NAR's Yun: This Is How to Slow Rising Rates
March 23, 2017
The Federal Reserve has made two swift rate hikes in just four months and vows of more to come. But there’s a way to slow the pace of interest-rate hikes: Build more homes, Lawrence Yun, the chief economist for the National Association of REALTORS®, writes in his new column at Forbes.com.
Read more: Fed Votes to Raise Rates: The Housing Impact
Building more apartments and single-family homes would help slow down inflation, Yun says.

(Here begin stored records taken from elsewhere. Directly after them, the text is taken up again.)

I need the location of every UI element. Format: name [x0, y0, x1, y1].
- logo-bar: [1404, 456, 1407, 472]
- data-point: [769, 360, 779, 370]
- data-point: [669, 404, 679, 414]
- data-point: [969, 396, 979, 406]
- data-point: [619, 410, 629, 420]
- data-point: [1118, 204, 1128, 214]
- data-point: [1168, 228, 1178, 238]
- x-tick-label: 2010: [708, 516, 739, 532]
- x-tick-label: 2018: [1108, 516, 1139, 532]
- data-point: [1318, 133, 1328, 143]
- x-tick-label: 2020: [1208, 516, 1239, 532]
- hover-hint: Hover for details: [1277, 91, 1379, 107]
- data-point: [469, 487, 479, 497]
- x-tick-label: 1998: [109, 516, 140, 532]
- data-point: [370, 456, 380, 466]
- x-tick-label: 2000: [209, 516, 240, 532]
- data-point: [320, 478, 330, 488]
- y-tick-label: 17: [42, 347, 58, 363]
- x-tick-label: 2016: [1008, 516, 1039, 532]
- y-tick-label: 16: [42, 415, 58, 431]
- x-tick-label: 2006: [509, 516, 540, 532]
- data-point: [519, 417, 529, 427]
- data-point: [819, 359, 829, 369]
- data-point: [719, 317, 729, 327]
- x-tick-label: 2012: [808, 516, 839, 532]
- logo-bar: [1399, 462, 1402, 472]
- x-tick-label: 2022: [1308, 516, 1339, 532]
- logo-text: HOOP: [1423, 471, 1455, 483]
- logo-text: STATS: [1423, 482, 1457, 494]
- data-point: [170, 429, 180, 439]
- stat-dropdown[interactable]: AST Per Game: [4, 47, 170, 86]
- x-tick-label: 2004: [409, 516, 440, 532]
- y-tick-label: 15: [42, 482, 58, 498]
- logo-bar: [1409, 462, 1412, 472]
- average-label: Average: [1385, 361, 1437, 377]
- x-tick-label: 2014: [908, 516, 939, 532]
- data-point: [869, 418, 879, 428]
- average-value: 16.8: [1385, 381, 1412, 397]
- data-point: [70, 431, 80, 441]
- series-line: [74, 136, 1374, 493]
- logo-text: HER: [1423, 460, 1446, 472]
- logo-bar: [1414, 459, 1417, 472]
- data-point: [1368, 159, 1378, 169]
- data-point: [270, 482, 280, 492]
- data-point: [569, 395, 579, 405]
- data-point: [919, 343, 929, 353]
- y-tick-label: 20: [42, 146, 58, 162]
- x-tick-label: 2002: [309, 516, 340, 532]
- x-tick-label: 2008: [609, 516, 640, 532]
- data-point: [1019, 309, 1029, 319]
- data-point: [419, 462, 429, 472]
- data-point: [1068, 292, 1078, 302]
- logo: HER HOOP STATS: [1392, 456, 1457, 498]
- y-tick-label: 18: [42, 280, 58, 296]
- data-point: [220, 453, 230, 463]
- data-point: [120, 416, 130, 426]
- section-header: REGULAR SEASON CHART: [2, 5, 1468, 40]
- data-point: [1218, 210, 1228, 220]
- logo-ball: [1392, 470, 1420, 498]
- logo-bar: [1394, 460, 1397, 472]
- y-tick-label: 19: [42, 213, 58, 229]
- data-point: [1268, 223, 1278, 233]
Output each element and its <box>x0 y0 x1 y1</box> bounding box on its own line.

The nation has typically added 1.5 million new housing units each year to meet demand. After all, about 1 million to 1.2 million new households are formed nationally each year and about 300,000 to 400,000 homes are demolished or newly uninhabitable each year. As such, about 1.5 million new units are required.
However, over the past decade from 2007 to 2016, average housing starts were 900,000 per year.

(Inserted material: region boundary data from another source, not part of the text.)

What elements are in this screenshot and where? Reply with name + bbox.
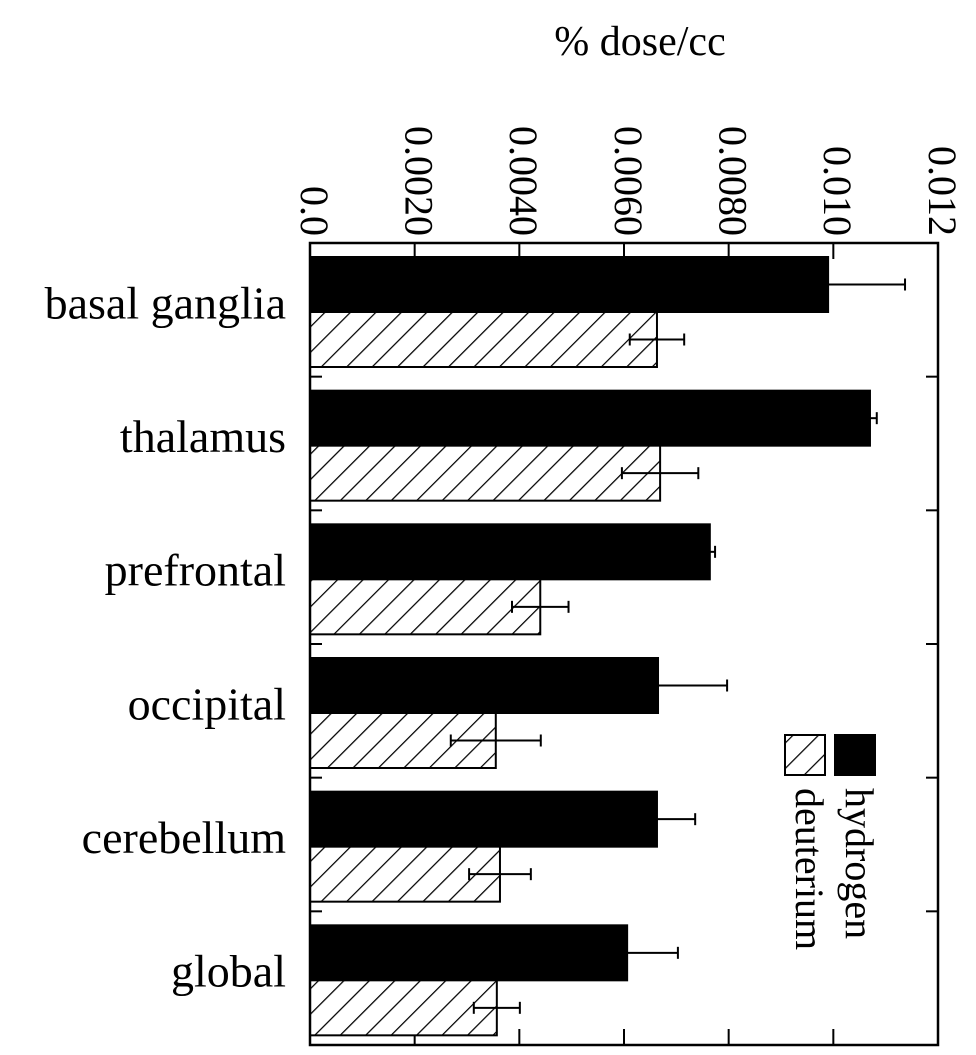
bar: [309, 790, 658, 848]
bar: [309, 444, 662, 502]
x-tick-label: 0.0040: [501, 126, 546, 236]
x-tick-label: 0.012: [920, 146, 965, 236]
legend-label: deuterium: [787, 788, 832, 950]
category-label: global: [171, 946, 286, 997]
legend-swatch: [834, 734, 876, 776]
category-label: basal ganglia: [45, 277, 286, 328]
legend-swatch: [784, 734, 826, 776]
x-tick-label: 0.0020: [396, 126, 441, 236]
bar: [309, 311, 658, 368]
bar: [309, 924, 629, 982]
bar: [309, 523, 711, 581]
bar: [309, 389, 871, 447]
x-tick-label: 0.0080: [710, 126, 755, 236]
category-label: prefrontal: [105, 545, 286, 596]
x-axis-label: % dose/cc: [554, 19, 725, 65]
x-tick-label: 0.0: [292, 186, 337, 236]
category-label: thalamus: [120, 411, 286, 462]
bar: [309, 979, 498, 1037]
bar: [309, 578, 542, 636]
x-tick-label: 0.010: [815, 146, 860, 236]
bar: [309, 256, 830, 313]
category-label: occipital: [128, 678, 286, 729]
category-label: cerebellum: [82, 812, 287, 863]
plot-frame: [308, 241, 940, 1047]
x-tick-label: 0.0060: [606, 126, 651, 236]
legend-label: hydrogen: [837, 788, 882, 939]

“That is grossly inadequate,” Yun notes. “That is why there is a housing shortage across the country.”
The inventory supply of homes available for sale is near all-time lows. Rental and vacancy rates have dropped to below 7 percent, the lowest since the mid-1980s, he notes.
“The faster the homebuilding recovery, the slower the housing inflation,” Yun says. “Consequently, the broader consumer price index will also slow and thereby allow more breathing room for the Fed to temper the pace of rate hikes.”